DomainKeys or DKIM signatures do not encompass the message envelope, which holds the return-path and message recipients. A concern for any cryptographic solution would be message replay abuse, which bypasses techniques that currently limit the level of abuse from larger domains. Replay can be inferred by using per-message public keys, tracking the DNS queries for those keys and filtering out the high number of queries due to e-mail being sent to large mailing lists or malicious queries by bad actors. For a comparison of different methods also addressing this problem see e-mail authentication.

Content modification in-transit

One of the problems with DomainKeys is that if the message is significantly modified en route by a forwarding mechanism such as a list server, then the signature may no longer be valid and, if the domain specifies that all e-mail is signed, the message may be rejected. (The solution is to whitelist e-mail from known forwarders, or for the forwarder to verify the signature, modify the e-mail, and resign the message with a Sender: header.) Many domains, however, say that only some of their e-mail is signed, and so a missing or broken signature can not always be used to reject e-mail. (The solution is to sign all your e-mail.) If the only modifications en-route involve the addition or modification of headers before the DomainKey-Signature: header, the signature should remain valid; also the mechanism includes features that allow certain limited modifications to be made to headers and the message body without invalidating the signature.

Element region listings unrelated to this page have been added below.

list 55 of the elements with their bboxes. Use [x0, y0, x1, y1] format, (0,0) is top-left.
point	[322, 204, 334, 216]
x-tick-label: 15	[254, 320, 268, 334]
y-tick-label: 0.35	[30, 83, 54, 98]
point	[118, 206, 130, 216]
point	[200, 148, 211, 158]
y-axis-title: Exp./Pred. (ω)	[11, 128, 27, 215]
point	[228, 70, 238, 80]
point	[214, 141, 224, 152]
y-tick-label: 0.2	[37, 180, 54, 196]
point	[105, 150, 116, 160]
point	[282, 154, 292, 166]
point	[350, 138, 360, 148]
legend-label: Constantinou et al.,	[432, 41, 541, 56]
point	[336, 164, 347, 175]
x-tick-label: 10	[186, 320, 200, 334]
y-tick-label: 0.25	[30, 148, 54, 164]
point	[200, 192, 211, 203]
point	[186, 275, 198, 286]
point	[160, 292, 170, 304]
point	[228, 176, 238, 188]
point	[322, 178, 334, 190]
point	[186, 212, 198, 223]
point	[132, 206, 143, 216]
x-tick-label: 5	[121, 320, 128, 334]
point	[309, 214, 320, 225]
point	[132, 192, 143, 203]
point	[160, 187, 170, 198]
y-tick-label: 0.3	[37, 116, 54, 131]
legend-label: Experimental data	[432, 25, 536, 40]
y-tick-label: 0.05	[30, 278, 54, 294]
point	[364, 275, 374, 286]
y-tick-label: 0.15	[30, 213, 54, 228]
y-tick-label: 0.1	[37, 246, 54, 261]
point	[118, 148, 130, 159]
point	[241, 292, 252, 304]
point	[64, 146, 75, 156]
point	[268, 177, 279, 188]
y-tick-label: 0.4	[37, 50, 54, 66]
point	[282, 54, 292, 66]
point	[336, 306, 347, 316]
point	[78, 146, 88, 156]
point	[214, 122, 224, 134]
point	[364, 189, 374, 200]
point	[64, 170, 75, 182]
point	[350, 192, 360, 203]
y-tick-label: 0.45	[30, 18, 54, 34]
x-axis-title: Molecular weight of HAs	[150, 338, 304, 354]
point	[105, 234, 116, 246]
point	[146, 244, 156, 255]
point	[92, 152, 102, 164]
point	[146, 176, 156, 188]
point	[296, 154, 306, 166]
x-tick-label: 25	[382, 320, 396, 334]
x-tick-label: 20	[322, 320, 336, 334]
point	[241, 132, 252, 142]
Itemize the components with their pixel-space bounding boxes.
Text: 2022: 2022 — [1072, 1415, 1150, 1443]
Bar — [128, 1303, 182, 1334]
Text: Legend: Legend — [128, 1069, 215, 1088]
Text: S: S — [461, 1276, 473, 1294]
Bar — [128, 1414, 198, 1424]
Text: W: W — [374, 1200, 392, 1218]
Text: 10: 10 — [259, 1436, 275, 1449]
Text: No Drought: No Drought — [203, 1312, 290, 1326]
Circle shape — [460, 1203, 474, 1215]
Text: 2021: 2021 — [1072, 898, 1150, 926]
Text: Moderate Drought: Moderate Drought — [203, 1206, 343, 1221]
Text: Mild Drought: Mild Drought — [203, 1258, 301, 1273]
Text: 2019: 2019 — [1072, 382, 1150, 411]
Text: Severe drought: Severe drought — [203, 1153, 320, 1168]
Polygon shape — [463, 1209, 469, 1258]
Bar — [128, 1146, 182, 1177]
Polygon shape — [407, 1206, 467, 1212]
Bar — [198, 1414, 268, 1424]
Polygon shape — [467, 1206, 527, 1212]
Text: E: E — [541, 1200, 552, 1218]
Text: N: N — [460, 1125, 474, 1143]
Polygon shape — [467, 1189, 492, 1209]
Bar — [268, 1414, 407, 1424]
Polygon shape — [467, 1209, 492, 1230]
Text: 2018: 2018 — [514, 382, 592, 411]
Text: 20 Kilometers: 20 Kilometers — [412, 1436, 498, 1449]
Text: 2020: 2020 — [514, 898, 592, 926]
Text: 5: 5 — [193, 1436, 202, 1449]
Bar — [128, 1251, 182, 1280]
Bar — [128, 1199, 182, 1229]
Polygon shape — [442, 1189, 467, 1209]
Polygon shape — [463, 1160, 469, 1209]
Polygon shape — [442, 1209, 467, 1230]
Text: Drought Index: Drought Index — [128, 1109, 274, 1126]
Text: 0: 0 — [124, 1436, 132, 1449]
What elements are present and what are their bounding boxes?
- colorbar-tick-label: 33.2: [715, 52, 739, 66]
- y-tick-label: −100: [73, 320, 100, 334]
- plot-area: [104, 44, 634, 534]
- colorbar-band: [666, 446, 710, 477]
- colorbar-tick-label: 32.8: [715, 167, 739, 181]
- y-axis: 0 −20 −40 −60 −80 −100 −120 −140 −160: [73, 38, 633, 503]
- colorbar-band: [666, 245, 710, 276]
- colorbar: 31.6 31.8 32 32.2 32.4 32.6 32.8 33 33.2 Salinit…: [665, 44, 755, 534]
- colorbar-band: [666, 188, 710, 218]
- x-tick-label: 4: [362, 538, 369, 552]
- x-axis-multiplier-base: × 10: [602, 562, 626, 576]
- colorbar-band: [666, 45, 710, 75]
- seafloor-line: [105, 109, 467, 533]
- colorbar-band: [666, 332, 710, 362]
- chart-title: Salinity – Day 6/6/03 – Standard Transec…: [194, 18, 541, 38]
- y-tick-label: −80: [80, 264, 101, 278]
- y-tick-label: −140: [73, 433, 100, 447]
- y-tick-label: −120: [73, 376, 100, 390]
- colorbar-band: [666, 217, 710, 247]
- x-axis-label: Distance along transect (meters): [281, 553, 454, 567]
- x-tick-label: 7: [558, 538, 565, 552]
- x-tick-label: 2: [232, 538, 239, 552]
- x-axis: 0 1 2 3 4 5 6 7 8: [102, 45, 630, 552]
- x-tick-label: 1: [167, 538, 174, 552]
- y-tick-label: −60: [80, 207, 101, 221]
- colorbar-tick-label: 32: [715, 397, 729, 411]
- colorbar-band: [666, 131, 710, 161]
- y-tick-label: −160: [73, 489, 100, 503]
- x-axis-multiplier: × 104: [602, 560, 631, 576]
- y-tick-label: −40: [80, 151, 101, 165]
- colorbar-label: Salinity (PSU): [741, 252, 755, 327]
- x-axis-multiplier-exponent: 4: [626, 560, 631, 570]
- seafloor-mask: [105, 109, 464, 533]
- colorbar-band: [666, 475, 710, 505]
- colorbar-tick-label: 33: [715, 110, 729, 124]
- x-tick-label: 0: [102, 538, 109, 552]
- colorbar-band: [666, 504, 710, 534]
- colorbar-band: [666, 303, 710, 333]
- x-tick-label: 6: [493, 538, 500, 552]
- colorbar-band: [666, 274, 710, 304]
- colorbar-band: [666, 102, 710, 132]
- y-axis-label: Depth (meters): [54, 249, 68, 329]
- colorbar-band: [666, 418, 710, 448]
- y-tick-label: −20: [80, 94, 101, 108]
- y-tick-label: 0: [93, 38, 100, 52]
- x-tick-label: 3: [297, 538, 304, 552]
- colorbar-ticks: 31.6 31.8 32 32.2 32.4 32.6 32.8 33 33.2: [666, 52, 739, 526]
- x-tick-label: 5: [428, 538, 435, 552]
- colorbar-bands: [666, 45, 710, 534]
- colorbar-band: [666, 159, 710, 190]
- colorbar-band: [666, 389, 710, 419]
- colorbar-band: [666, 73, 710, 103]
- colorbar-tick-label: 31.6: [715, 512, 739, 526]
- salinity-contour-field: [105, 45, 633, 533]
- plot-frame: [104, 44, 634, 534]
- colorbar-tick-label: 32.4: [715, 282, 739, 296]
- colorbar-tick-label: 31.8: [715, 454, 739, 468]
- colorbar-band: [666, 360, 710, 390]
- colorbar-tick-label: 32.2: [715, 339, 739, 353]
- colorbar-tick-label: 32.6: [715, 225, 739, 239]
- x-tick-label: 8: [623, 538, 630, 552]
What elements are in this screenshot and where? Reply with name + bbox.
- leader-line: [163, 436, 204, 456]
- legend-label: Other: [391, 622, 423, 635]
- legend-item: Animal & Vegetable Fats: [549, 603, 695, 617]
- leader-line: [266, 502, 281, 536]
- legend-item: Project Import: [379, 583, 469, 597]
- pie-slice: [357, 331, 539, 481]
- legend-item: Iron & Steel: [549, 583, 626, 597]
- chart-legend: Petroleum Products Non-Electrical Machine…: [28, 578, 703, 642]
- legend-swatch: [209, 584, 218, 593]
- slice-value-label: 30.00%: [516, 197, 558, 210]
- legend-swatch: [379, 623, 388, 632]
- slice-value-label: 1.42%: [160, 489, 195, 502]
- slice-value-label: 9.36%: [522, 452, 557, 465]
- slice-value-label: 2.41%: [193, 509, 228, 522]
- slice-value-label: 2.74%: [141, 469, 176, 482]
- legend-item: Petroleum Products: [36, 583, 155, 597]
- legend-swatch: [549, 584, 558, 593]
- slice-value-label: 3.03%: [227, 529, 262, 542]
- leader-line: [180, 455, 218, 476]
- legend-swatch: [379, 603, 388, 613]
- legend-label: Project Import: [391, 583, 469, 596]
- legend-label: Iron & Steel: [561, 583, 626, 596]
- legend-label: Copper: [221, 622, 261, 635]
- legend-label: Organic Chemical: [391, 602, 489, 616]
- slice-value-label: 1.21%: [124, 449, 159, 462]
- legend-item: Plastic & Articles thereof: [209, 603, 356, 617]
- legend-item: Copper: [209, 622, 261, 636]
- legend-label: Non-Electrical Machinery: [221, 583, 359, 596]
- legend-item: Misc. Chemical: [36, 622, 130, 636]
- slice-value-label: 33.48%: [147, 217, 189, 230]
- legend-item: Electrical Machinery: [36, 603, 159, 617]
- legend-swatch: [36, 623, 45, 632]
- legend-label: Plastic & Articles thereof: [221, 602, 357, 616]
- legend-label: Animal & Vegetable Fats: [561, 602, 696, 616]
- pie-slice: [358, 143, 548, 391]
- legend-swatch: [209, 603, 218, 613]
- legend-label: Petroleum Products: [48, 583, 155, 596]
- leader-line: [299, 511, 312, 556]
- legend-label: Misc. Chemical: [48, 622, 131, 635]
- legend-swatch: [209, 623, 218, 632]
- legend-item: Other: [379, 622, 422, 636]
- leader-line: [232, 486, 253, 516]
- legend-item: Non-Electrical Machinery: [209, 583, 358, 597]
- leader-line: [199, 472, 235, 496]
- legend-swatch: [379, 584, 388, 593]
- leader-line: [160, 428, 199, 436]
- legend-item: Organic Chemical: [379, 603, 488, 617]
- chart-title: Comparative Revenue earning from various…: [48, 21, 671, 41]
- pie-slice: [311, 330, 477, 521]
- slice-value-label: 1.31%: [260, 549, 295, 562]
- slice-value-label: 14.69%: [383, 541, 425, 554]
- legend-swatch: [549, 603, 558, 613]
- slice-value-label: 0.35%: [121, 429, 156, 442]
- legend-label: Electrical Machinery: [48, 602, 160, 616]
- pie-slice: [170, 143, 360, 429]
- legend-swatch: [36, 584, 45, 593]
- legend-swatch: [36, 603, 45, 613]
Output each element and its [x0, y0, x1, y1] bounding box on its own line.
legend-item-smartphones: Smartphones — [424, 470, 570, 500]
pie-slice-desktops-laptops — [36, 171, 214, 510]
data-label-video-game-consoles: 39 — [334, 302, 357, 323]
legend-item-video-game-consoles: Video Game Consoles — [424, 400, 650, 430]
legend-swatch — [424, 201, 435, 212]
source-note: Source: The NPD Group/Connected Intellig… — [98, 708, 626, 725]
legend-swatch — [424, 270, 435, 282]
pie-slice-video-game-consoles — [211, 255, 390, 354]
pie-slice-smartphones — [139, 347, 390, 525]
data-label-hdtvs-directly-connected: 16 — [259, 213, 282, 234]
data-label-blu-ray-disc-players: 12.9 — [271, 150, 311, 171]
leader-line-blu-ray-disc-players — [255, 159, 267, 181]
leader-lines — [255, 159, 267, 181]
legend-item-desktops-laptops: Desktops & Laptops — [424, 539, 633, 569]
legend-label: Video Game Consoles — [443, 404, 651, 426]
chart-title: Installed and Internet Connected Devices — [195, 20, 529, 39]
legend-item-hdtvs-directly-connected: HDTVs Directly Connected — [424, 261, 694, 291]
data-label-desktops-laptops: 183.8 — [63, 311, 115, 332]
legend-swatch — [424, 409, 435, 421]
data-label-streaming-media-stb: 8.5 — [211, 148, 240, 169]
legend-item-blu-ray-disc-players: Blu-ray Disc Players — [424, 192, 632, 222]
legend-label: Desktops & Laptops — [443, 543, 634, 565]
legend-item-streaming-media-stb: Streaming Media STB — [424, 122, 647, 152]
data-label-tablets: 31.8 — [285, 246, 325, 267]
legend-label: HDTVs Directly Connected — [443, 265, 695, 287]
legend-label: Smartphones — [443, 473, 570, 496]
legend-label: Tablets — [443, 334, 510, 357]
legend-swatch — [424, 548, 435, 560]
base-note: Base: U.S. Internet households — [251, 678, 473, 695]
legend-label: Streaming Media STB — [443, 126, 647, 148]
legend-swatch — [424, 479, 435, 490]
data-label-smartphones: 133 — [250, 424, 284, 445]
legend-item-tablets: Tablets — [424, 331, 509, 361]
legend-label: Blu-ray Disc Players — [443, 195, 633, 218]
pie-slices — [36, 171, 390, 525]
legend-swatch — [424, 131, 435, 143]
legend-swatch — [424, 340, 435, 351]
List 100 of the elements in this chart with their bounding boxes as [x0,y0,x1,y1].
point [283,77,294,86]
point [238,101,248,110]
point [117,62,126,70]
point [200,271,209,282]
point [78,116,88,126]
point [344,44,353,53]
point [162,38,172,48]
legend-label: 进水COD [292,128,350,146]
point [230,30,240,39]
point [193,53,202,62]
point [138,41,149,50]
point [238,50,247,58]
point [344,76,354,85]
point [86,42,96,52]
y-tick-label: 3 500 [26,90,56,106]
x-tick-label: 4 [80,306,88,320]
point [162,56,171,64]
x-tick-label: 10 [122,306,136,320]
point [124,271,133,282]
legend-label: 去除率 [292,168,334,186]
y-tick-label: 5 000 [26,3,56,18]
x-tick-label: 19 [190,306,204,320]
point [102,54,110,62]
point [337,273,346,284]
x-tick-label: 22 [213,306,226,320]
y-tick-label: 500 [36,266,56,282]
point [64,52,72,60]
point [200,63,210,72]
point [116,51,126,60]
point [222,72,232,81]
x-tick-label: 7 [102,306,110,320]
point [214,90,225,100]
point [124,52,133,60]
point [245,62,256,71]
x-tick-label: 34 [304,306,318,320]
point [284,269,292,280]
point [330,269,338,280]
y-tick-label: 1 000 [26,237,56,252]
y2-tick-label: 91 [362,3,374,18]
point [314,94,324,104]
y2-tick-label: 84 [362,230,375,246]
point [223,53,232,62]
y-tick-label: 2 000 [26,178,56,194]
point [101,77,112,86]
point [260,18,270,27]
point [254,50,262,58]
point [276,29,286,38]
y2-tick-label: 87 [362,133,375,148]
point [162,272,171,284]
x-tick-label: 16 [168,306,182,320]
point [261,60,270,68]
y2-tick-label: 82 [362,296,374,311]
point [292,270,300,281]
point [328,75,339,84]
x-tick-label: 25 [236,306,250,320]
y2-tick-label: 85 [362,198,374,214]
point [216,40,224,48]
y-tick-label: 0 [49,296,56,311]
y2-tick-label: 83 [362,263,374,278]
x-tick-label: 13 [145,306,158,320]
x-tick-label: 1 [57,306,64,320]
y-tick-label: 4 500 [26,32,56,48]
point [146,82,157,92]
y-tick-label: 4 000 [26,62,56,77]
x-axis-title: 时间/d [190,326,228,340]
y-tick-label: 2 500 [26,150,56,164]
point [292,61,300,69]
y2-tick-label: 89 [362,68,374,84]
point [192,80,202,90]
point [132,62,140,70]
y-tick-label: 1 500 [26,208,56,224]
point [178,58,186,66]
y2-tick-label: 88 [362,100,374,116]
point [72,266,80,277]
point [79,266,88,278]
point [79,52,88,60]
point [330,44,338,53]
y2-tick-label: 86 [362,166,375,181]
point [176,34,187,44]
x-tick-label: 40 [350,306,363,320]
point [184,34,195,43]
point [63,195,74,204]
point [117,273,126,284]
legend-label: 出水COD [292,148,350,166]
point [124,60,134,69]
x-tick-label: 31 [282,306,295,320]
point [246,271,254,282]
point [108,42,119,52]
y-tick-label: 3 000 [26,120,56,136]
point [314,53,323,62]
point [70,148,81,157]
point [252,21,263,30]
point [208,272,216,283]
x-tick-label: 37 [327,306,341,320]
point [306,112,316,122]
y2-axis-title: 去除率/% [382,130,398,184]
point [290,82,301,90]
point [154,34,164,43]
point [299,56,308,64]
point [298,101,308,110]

Some suggest that this limitation could be addressed by combining DomainKeys with SPF, because SPF is immune to modifications of the e-mail data, and mailing lists typically use their own SMTP error address aka Return-Path. In short SPF works without problems where DomainKeys might run into difficulties, and vice versa.

Mailing Lists that add or change content also effectively invalidate DomainKeys signatures. Yahoo! suggested that the mailing list should re-sign the message itself under these circumstances, thus in effect taking responsibility for the message.

Protocol overhead

DomainKeys requires cryptographic checksums to be generated for each message sent through a mail server, which results in computational overhead not otherwise required for e-mail delivery.